Advanced interventions¤
In this example we'll cover
- how to schedule interventions on specific model stages;
- how to write you own interventions.
Adding an intervention to a specific model stage¤
We've already used [add_intervenor
][feedbax.intervene.add_intervenor] and schedule_intervenor
to add interventions to models. In doing so, we did not make any mention of the names of any of the model stages. When a stage name is not provided when an intervention is added, by default it will be executed before the first model stage.
Interventions assigned to a named model stage are always called at the end of that stage, after the state operation defined by that stage's model component.

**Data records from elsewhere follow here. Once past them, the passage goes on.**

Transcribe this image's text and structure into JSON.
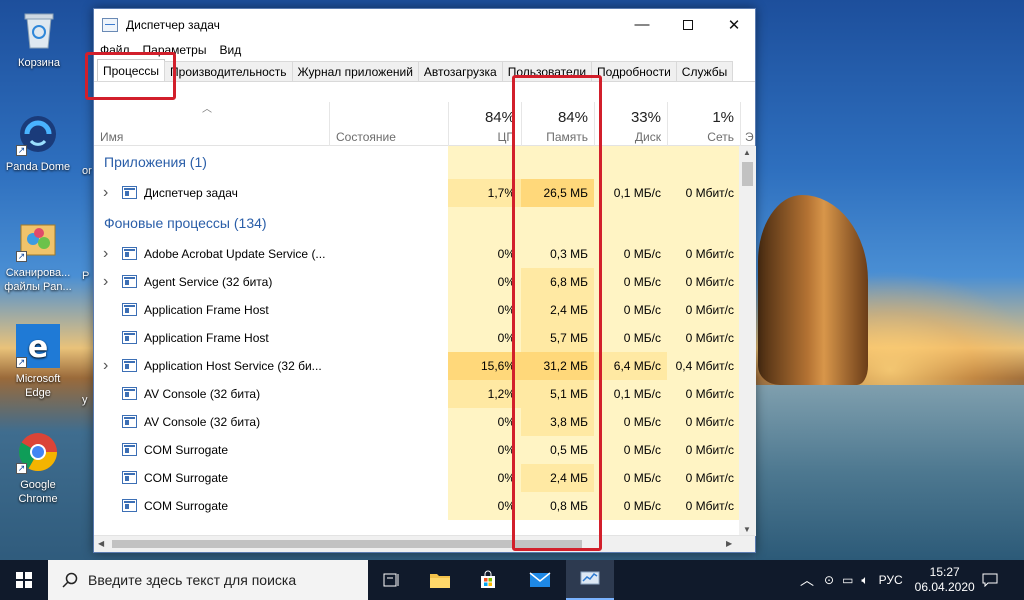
{
  "desktop": {
    "icons": [
      {
        "label": "Корзина"
      },
      {
        "label": "Panda Dome"
      },
      {
        "label": "Сканирова... файлы Pan..."
      },
      {
        "label": "Microsoft Edge"
      },
      {
        "label": "Google Chrome"
      }
    ],
    "clipped": [
      "or",
      "Р",
      "у"
    ]
  },
  "window": {
    "title": "Диспетчер задач",
    "menu": [
      "Файл",
      "Параметры",
      "Вид"
    ],
    "tabs": [
      "Процессы",
      "Производительность",
      "Журнал приложений",
      "Автозагрузка",
      "Пользователи",
      "Подробности",
      "Службы"
    ],
    "columns": {
      "name": "Имя",
      "status": "Состояние",
      "cpu": {
        "pct": "84%",
        "label": "ЦП"
      },
      "mem": {
        "pct": "84%",
        "label": "Память"
      },
      "disk": {
        "pct": "33%",
        "label": "Диск"
      },
      "net": {
        "pct": "1%",
        "label": "Сеть"
      },
      "extra": "Э"
    },
    "groups": {
      "apps": "Приложения (1)",
      "background": "Фоновые процессы (134)"
    },
    "app_rows": [
      {
        "name": "Диспетчер задач",
        "cpu": "1,7%",
        "mem": "26,5 МБ",
        "disk": "0,1 МБ/с",
        "net": "0 Мбит/с"
      }
    ],
    "bg_rows": [
      {
        "name": "Adobe Acrobat Update Service (...",
        "cpu": "0%",
        "mem": "0,3 МБ",
        "disk": "0 МБ/с",
        "net": "0 Мбит/с",
        "expand": true
      },
      {
        "name": "Agent Service (32 бита)",
        "cpu": "0%",
        "mem": "6,8 МБ",
        "disk": "0 МБ/с",
        "net": "0 Мбит/с",
        "expand": true
      },
      {
        "name": "Application Frame Host",
        "cpu": "0%",
        "mem": "2,4 МБ",
        "disk": "0 МБ/с",
        "net": "0 Мбит/с",
        "expand": false
      },
      {
        "name": "Application Frame Host",
        "cpu": "0%",
        "mem": "5,7 МБ",
        "disk": "0 МБ/с",
        "net": "0 Мбит/с",
        "expand": false
      },
      {
        "name": "Application Host Service (32 би...",
        "cpu": "15,6%",
        "mem": "31,2 МБ",
        "disk": "6,4 МБ/с",
        "net": "0,4 Мбит/с",
        "expand": true
      },
      {
        "name": "AV Console (32 бита)",
        "cpu": "1,2%",
        "mem": "5,1 МБ",
        "disk": "0,1 МБ/с",
        "net": "0 Мбит/с",
        "expand": false
      },
      {
        "name": "AV Console (32 бита)",
        "cpu": "0%",
        "mem": "3,8 МБ",
        "disk": "0 МБ/с",
        "net": "0 Мбит/с",
        "expand": false
      },
      {
        "name": "COM Surrogate",
        "cpu": "0%",
        "mem": "0,5 МБ",
        "disk": "0 МБ/с",
        "net": "0 Мбит/с",
        "expand": false
      },
      {
        "name": "COM Surrogate",
        "cpu": "0%",
        "mem": "2,4 МБ",
        "disk": "0 МБ/с",
        "net": "0 Мбит/с",
        "expand": false
      },
      {
        "name": "COM Surrogate",
        "cpu": "0%",
        "mem": "0,8 МБ",
        "disk": "0 МБ/с",
        "net": "0 Мбит/с",
        "expand": false
      }
    ]
  },
  "taskbar": {
    "search_placeholder": "Введите здесь текст для поиска",
    "lang": "РУС",
    "time": "15:27",
    "date": "06.04.2020"
  },
  "colors": {
    "highlight": "#d21f2b",
    "heat_low": "#fff4c4",
    "heat_mid": "#ffe9a3",
    "heat_high": "#ffd87a",
    "group_text": "#2a5ea8"
  }
}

Check the generalized definition of SimpleFeedback.__call__
from the preceding example if you're unsure about exactly how this happens.
Now we'll see an example where the default behaviour won't achieve the desired result, and it'll be necessary to specify that an intervention should be applied at a particular stage of a model.
First: train the model we'll be applying interventions to, and see how it behaves without them.
import jax
from feedbax.xabdeef import point_mass_nn_simple_reaches
seed = 1234
key = jax.random.PRNGKey(seed)
key_init, key_train, key_eval = jax.random.split(key, 3)
context = point_mass_nn_simple_reaches(key=key_init)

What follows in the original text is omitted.